Do you know about Toynbee? Is he still alive?
uh HUH!
Are you sure?
uh HUH!
At a university or something?
uh HUH!
Remembering the old game of 20 questions, I sat down with her and asked one yes-no question after another. It took half an hour, but she told me where Toynbee was and what he was doing. Them I sat down beside her and we both cried.
I knew.
And she knew that I knew.
My assumption that Mother was "in there" turned out to be truer than I had dreamed possible. Only her coordination had been destroyed; her courageous spirit, her brilliant brain, her love and creativity were all untouched. She lived another 35 years. She never liked to talk about the lost months much, but she told me enough to show that she was aware of and remembered every single event of her illness. Eventually she learned how to speak some other way. I can`t
explain it. Those who knew her or put in the effort could usually understand what she said. She never walked again or regained many of her previous activities, but courageously and oh-so-slowly she fought her way back to a productive and satisfying life.

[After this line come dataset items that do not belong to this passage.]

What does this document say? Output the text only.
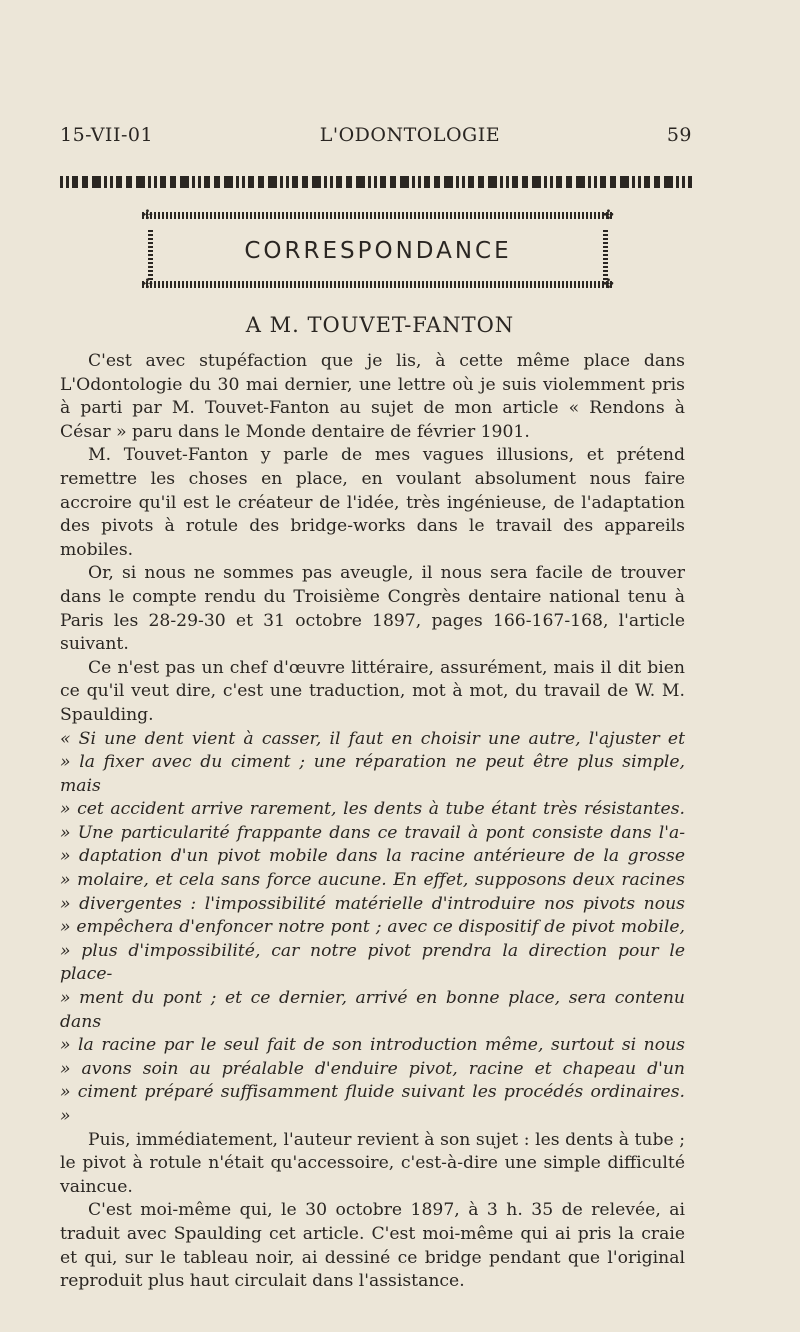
15-VII-01	L'ODONTOLOGIE	59
✣	✣
✣	✣
CORRESPONDANCE
A M. TOUVET-FANTON

C'est avec stupéfaction que je lis, à cette même place dans L'Odontologie du 30 mai dernier, une lettre où je suis violemment pris à parti par M. Touvet-Fanton au sujet de mon article « Rendons à César » paru dans le Monde dentaire de février 1901.

M. Touvet-Fanton y parle de mes vagues illusions, et prétend remettre les choses en place, en voulant absolument nous faire accroire qu'il est le créateur de l'idée, très ingénieuse, de l'adaptation des pivots à rotule des bridge-works dans le travail des appareils mobiles.

Or, si nous ne sommes pas aveugle, il nous sera facile de trouver dans le compte rendu du Troisième Congrès dentaire national tenu à Paris les 28-29-30 et 31 octobre 1897, pages 166-167-168, l'article suivant.

Ce n'est pas un chef d'œuvre littéraire, assurément, mais il dit bien ce qu'il veut dire, c'est une traduction, mot à mot, du travail de W. M. Spaulding.

« Si une dent vient à casser, il faut en choisir une autre, l'ajuster et
» la fixer avec du ciment ; une réparation ne peut être plus simple, mais
» cet accident arrive rarement, les dents à tube étant très résistantes.
» Une particularité frappante dans ce travail à pont consiste dans l'a-
» daptation d'un pivot mobile dans la racine antérieure de la grosse
» molaire, et cela sans force aucune. En effet, supposons deux racines
» divergentes : l'impossibilité matérielle d'introduire nos pivots nous
» empêchera d'enfoncer notre pont ; avec ce dispositif de pivot mobile,
» plus d'impossibilité, car notre pivot prendra la direction pour le place-
» ment du pont ; et ce dernier, arrivé en bonne place, sera contenu dans
» la racine par le seul fait de son introduction même, surtout si nous
» avons soin au préalable d'enduire pivot, racine et chapeau d'un
» ciment préparé suffisamment fluide suivant les procédés ordinaires. »

Puis, immédiatement, l'auteur revient à son sujet : les dents à tube ; le pivot à rotule n'était qu'accessoire, c'est-à-dire une simple difficulté vaincue.

C'est moi-même qui, le 30 octobre 1897, à 3 h. 35 de relevée, ai traduit avec Spaulding cet article. C'est moi-même qui ai pris la craie et qui, sur le tableau noir, ai dessiné ce bridge pendant que l'original reproduit plus haut circulait dans l'assistance.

Today Beth, the toddler who stood for hours beside Mother`s wheelchair, is a neurologist on the faculty of Johns Hopkins. She works especially with adults with brain damage from stroke or disease and has a priceless gift for looking beyond the worst physical handicaps and reaching the person inside. It was she who finally diagnosed my mother`s illness convincingly as paraneoplastic cerebellar degeneration, a condition that was unknown at the time of mother`s illness, and it is she who now cares for others with the disease.